The movement of the US dollar was slightly disrupted on Wednesday as the outlook for managers ’purchases from Britain and Europe was better than expected. The decision has to some extent allayed concerns about the third wave of Covid-19 in Europe, rising U.S. tax revenues and tensions between Western countries and China.
European zone business activity unexpectedly recorded an increase this month based on preliminary surveys. Even so, most European countries are facing a third wave of Covid-19 infections and ‘lockdown’ measures are likely to be tightened.
In Europe, manufacturing activity in Germany surged higher, supported by rising output and increased sales to Asia (particularly China), Europe and the United States. At the same time, French business and manufacturing activity was seen to be stronger than expected in March.

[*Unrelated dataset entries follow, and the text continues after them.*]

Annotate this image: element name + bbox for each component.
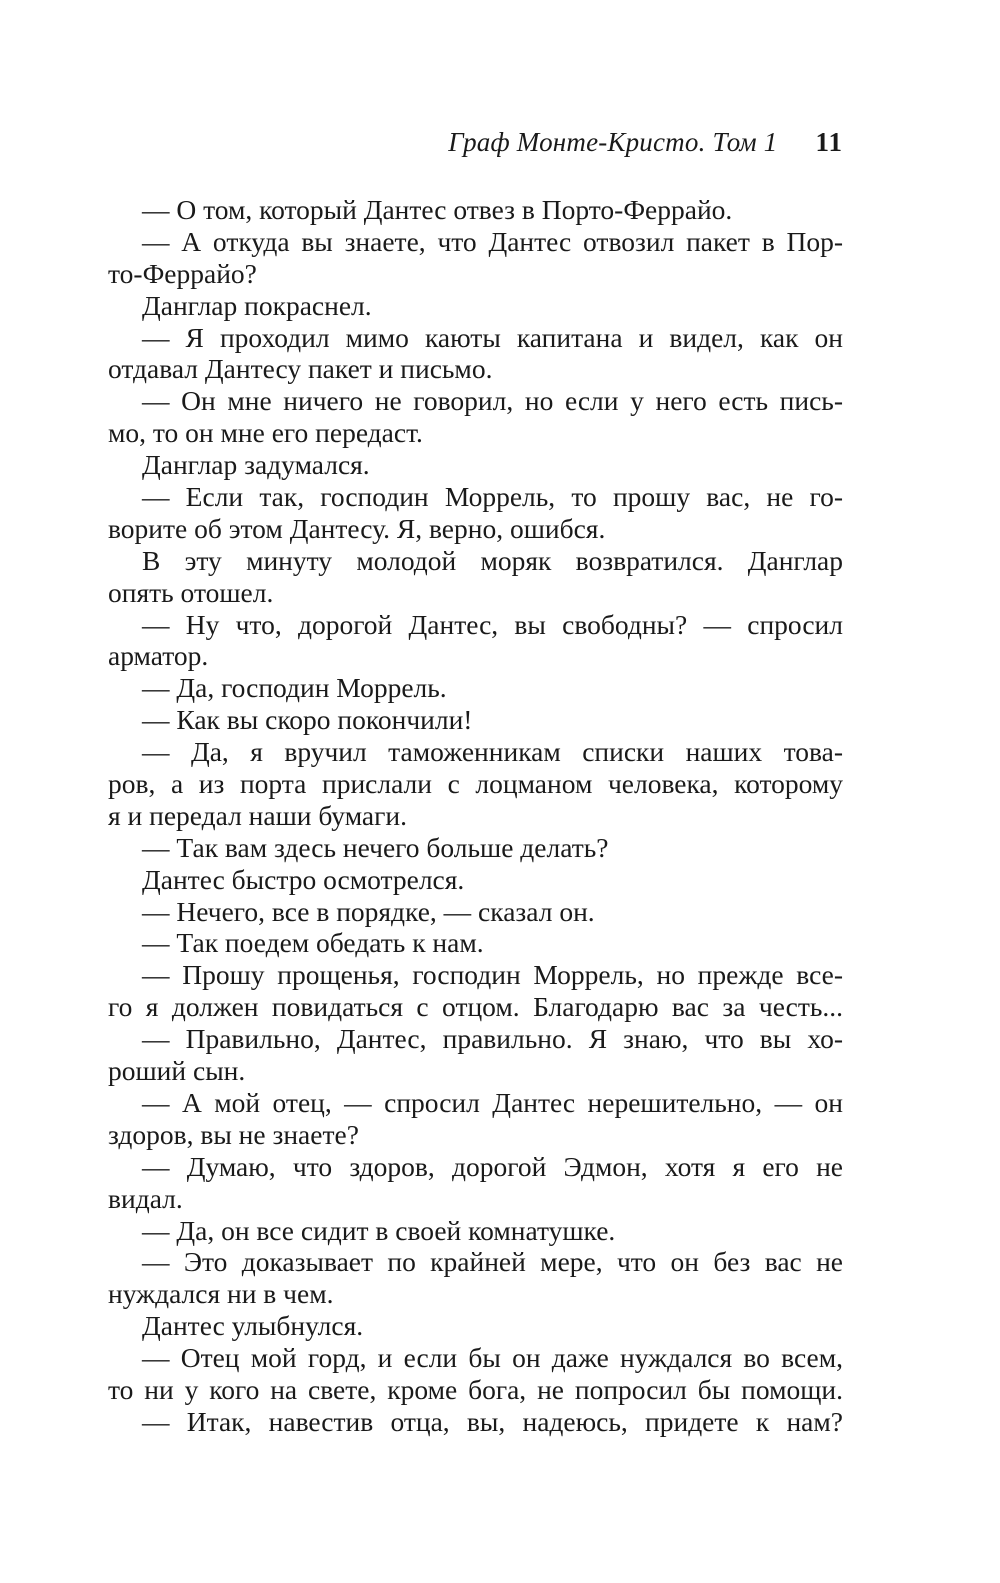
text-line: ров, а из порта прислали с лоцманом человека, которому [108, 768, 843, 800]
text-line: — Отец мой горд, и если бы он даже нуждался во всем, [142, 1342, 843, 1374]
text-line: — Да, господин Моррель. [142, 672, 447, 704]
text-line: отдавал Дантесу пакет и письмо. [108, 353, 493, 385]
text-line: то-Феррайо? [108, 257, 257, 289]
text-line: Дантес быстро осмотрелся. [142, 863, 465, 895]
text-line: — Ну что, дорогой Дантес, вы свободны? — спросил [142, 608, 843, 640]
text-line: здоров, вы не знаете? [108, 1118, 359, 1150]
text-line: — Он мне ничего не говорил, но если у него есть пись- [142, 385, 843, 417]
text-line: го я должен повидаться с отцом. Благодарю вас за честь... [108, 991, 843, 1023]
text-line: ворите об этом Дантесу. Я, верно, ошибся. [108, 512, 606, 544]
page-number: 11 [815, 127, 843, 157]
text-line: Дантес улыбнулся. [142, 1310, 364, 1342]
text-line: — А мой отец, — спросил Дантес нерешительно, — он [142, 1086, 843, 1118]
text-line: — Это доказывает по крайней мере, что он без вас не [142, 1246, 843, 1278]
text-line: Данглар задумался. [142, 449, 370, 481]
text-line: — Я проходил мимо каюты капитана и видел, как он [142, 321, 843, 353]
text-line: — Правильно, Дантес, правильно. Я знаю, что вы хо- [142, 1023, 843, 1055]
text-line: роший сын. [108, 1055, 246, 1087]
text-line: — Как вы скоро покончили! [142, 704, 473, 736]
body-text [108, 194, 843, 1438]
text-line: арматор. [108, 640, 209, 672]
text-line: то ни у кого на свете, кроме бога, не попросил бы помощи. [108, 1373, 843, 1405]
text-line: Данглар покраснел. [142, 289, 372, 321]
text-line: — Так вам здесь нечего больше делать? [142, 831, 609, 863]
text-line: — Прошу прощенья, господин Моррель, но прежде все- [142, 959, 843, 991]
text-line: — Да, он все сидит в своей комнатушке. [142, 1214, 616, 1246]
text-line: — Если так, господин Моррель, то прошу вас, не го- [142, 481, 843, 513]
text-line: я и передал наши бумаги. [108, 799, 407, 831]
text-line: видал. [108, 1182, 183, 1214]
text-line: — Так поедем обедать к нам. [142, 927, 484, 959]
text-line: — Нечего, все в порядке, — сказал он. [142, 895, 595, 927]
text-line: — Да, я вручил таможенникам списки наших това- [142, 736, 843, 768]
text-line: нуждался ни в чем. [108, 1278, 334, 1310]
text-line: — Итак, навестив отца, вы, надеюсь, придете к нам? [142, 1405, 843, 1437]
text-line: В эту минуту молодой моряк возвратился. Данглар [142, 544, 843, 576]
running-head [108, 122, 843, 162]
text-line: — А откуда вы знаете, что Дантес отвозил пакет в Пор- [142, 225, 843, 257]
text-line: опять отошел. [108, 576, 274, 608]
text-line: мо, то он мне его передаст. [108, 417, 423, 449]
text-line: — О том, который Дантес отвез в Порто-Феррайо. [142, 194, 733, 225]
running-title: Граф Монте-Кристо. Том 1 [448, 127, 778, 157]
text-line: — Думаю, что здоров, дорогой Эдмон, хотя я его не [142, 1150, 843, 1182]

The IHS Markit lightning composite PMI, seen as a good guide to economic health, rose above the 50 level with a reading of 52.5 in March. However, the Euro declined again after rising slightly to 1.1820. The movement of the euro was hampered by fears of a Covid-19 contagion. The pound also suffered a similar fate.
The US dollar index, which measures the greenback against other currencies, strengthened 0.24% to the exchange rate of 92.567 as of 10.15 p.m. Analysts argue the U.S. dollar’s gains at the moment are supported by U.S. growth and national vaccinations.
Janet Yellen and Fed Chief Jerome Powell are scheduled to testify before the Senate Banking Panel later tonight.